By: Joel and SusAnna Grae – “You do not really own a work of art until you give it away”
According to Lewis Hyde’s book The Gift
And so we did — 243 pieces, from the little known African civilizations who inhabited the sub-Sahara dating back 1500 to 4000 years. So little is known about this ancient art that it is referred to by the names of modern cities near where it was found: Bura, Katsina, Nok, and Sokoto.
On a rotating basis, this art is now on permanent display at the Yale University Art Gallery in New Haven, Connecticut. The environment of this modern gallery structure designed by Louis Kahn is a strong contrast to the ancient terra cotta and stone sculpture. The creative display evokes a sense of the flowing Sahara and is filled with the energy, vitality and mystery of the long gone societies represented. Who were the people who created this sophisticated art? What inspired the artists? How did they learn the craft that would enable such beautiful and creative work that was only discovered in the 20th century, buried in farm fields, abandoned tin mines and river beds?
We built a library of over 100 books referencing the subject, visited numerous museums displaying one piece and occasionally more, traveled and studied the art, all because the mystery taunted us. We understood the importance of this art as unique, historically important and inspirational in its ability to communicate to us on an almost spiritual level. We were the caretakers who built the Collection, lived with it…night and day, viewed it and discussed it, observed what was missing, edited the Collection, traded and upgraded it as the opportunities allowed. It was not unusual for Joel to sit in front of our stadium like display and meditate on some of his business challenges. In fact this art became collaborators and problem solvers as each of their personalities surfaced. In short, they became our extended and peaceful family, our very personal friends and confidants.

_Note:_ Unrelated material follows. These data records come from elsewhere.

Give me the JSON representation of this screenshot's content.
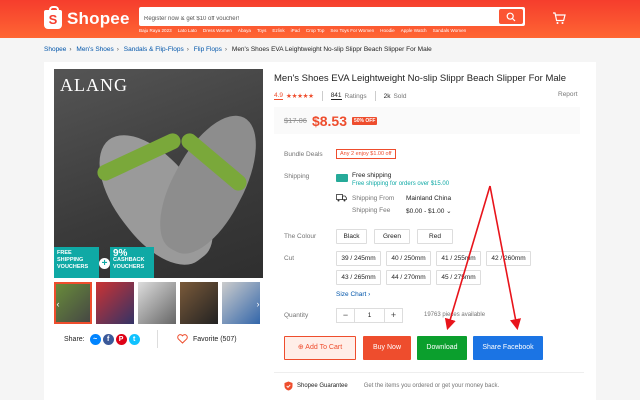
{
  "header": {
    "logo_text": "Shopee",
    "search_placeholder": "Register now & get $10 off voucher!",
    "quick_links": [
      "Baju Raya 2023",
      "Lato Lato",
      "Dress Women",
      "Abaya",
      "Toys",
      "Ezlink",
      "iPad",
      "Crop Top",
      "Sex Toys For Women",
      "Hoodie",
      "Apple Watch",
      "Sandals Women"
    ]
  },
  "breadcrumb": [
    "Shopee",
    "Men's Shoes",
    "Sandals & Flip-Flops",
    "Flip Flops",
    "Men's Shoes EVA Leightweight No-slip Slippr Beach Slipper For Male"
  ],
  "product": {
    "image_brand": "ALANG",
    "promo": {
      "free_shipping": "FREE SHIPPING VOUCHERS",
      "plus": "+",
      "cashback_pct": "9%",
      "cashback": "CASHBACK VOUCHERS"
    },
    "title": "Men's Shoes EVA Leightweight No-slip Slippr Beach Slipper For Male",
    "rating": "4.9",
    "stars": "★★★★★",
    "ratings_count": "841",
    "ratings_label": "Ratings",
    "sold_count": "2k",
    "sold_label": "Sold",
    "report": "Report",
    "old_price": "$17.06",
    "new_price": "$8.53",
    "discount": "50% OFF",
    "bundle_label": "Bundle Deals",
    "bundle_deal": "Any 2 enjoy $1.00 off",
    "shipping_label": "Shipping",
    "free_shipping": "Free shipping",
    "free_shipping_note": "Free shipping for orders over $15.00",
    "ship_from_label": "Shipping From",
    "ship_from": "Mainland China",
    "ship_fee_label": "Shipping Fee",
    "ship_fee": "$0.00 - $1.00",
    "colour_label": "The Colour",
    "colours": [
      "Black",
      "Green",
      "Red"
    ],
    "cut_label": "Cut",
    "sizes_row1": [
      "39 / 245mm",
      "40 / 250mm",
      "41 / 255mm",
      "42 / 260mm"
    ],
    "sizes_row2": [
      "43 / 265mm",
      "44 / 270mm",
      "45 / 275mm"
    ],
    "size_chart": "Size Chart",
    "quantity_label": "Quantity",
    "quantity": "1",
    "minus": "−",
    "plus": "+",
    "available": "19763 pieces available",
    "add_to_cart": "Add To Cart",
    "buy_now": "Buy Now",
    "download": "Download",
    "share_facebook": "Share Facebook",
    "share_label": "Share:",
    "favorite": "Favorite (507)",
    "guarantee_title": "Shopee Guarantee",
    "guarantee_desc": "Get the items you ordered or get your money back."
  },
  "colors": {
    "brand": "#ee4d2d",
    "download": "#0b9f2d",
    "facebook": "#1b74e4",
    "arrow": "#e8141b"
  }
}
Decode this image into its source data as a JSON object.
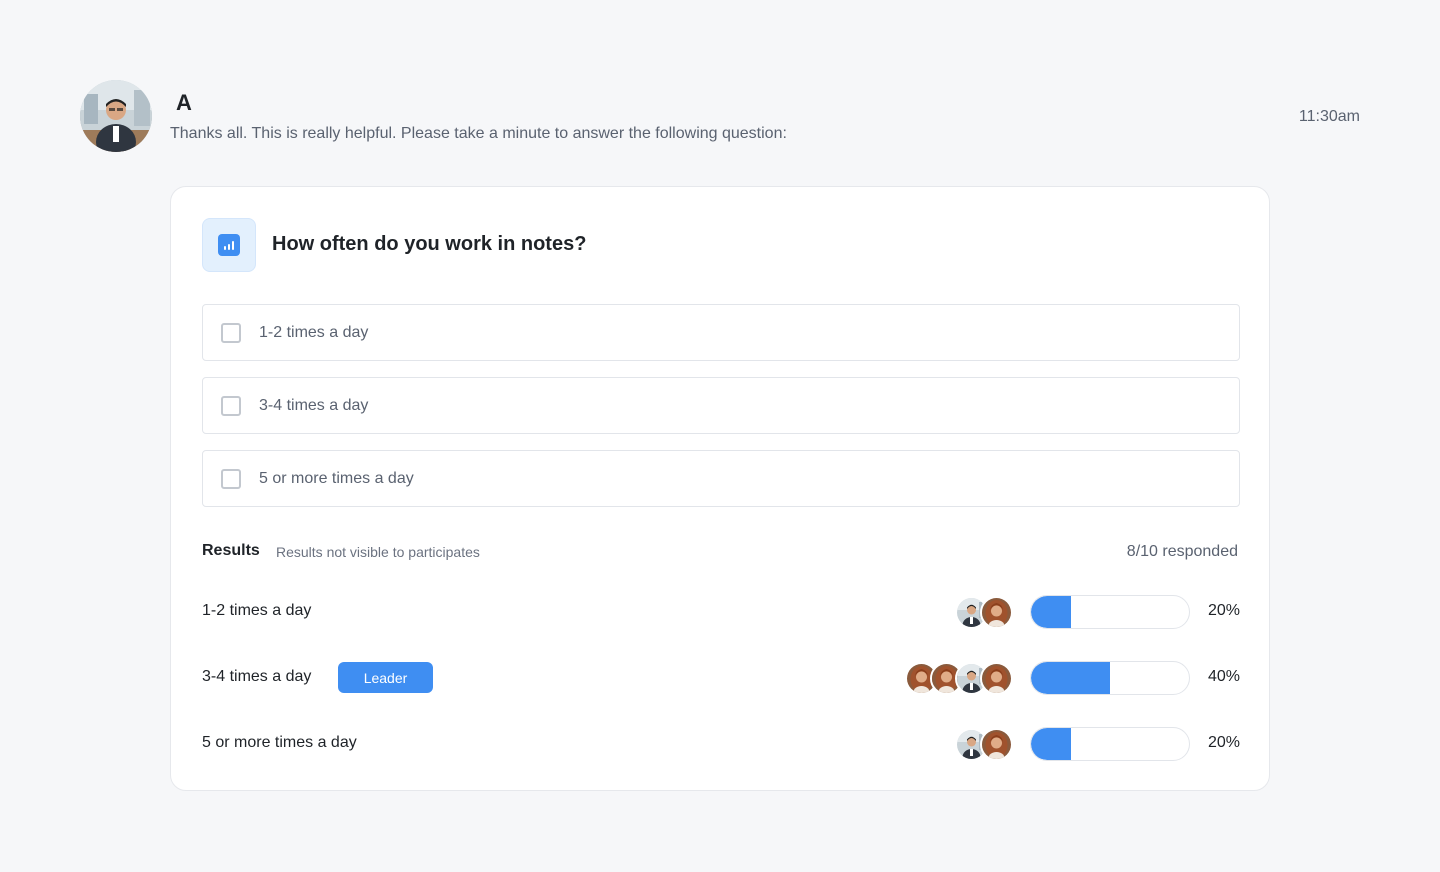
{
  "message": {
    "sender": "A",
    "text": "Thanks all. This is really helpful. Please take a minute to answer the following question:",
    "timestamp": "11:30am"
  },
  "poll": {
    "question": "How often do you work in notes?",
    "options": [
      {
        "label": "1-2 times a day"
      },
      {
        "label": "3-4 times a day"
      },
      {
        "label": "5 or more times a day"
      }
    ],
    "results_title": "Results",
    "results_note": "Results not visible to participates",
    "responded": "8/10 responded",
    "results": [
      {
        "label": "1-2 times a day",
        "percent_text": "20%",
        "fraction": 0.2,
        "avatars": [
          "man",
          "woman"
        ],
        "leader": ""
      },
      {
        "label": "3-4 times a day",
        "percent_text": "40%",
        "fraction": 0.4,
        "avatars": [
          "woman",
          "woman",
          "man",
          "woman"
        ],
        "leader": "Leader"
      },
      {
        "label": "5 or more times a day",
        "percent_text": "20%",
        "fraction": 0.2,
        "avatars": [
          "man",
          "woman"
        ],
        "leader": ""
      }
    ]
  },
  "colors": {
    "accent": "#3f8ef2",
    "background": "#f6f7f9",
    "card": "#ffffff",
    "muted_text": "#5a6270"
  }
}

Deciding the future of the Collection was always about the ongoing scholarship…we wanted the mystery solved. Our choice to gift the art was clear, and the search for the right institution ended when we met Fredrick Lamp, The Frances & Benjamin Benenson Curator of African Art. He was a kindred soul with hands on experience working in Africa, and an unmatched creative vision and understanding of our goal to have the art studied, written about, exhibited and made available to the public with ongoing lectures, and conferences.
We received our own gift through the cross pollinating efforts of his colleague Roderick McIntosh, Professor of Archaeology and Curator, Yale Peabody Museum of Natural History, when he conducted a hands-on archaeology class using a selection from our antiquity collection, just months after it was donated. The scholarship continues and the Caretaker’s baton has been passed. Yale will continue to display the art for all mankind to learn about and perhaps
discover its rich heritage…our heritage.
Hopefully these incomparable and historic sub-Sahara terracottas will find their historic place amongst the more recognized art and architecture from the same time period – that of the Pharonic dynasties of Egypt, the Mayan Civilization and the Great Wall of China.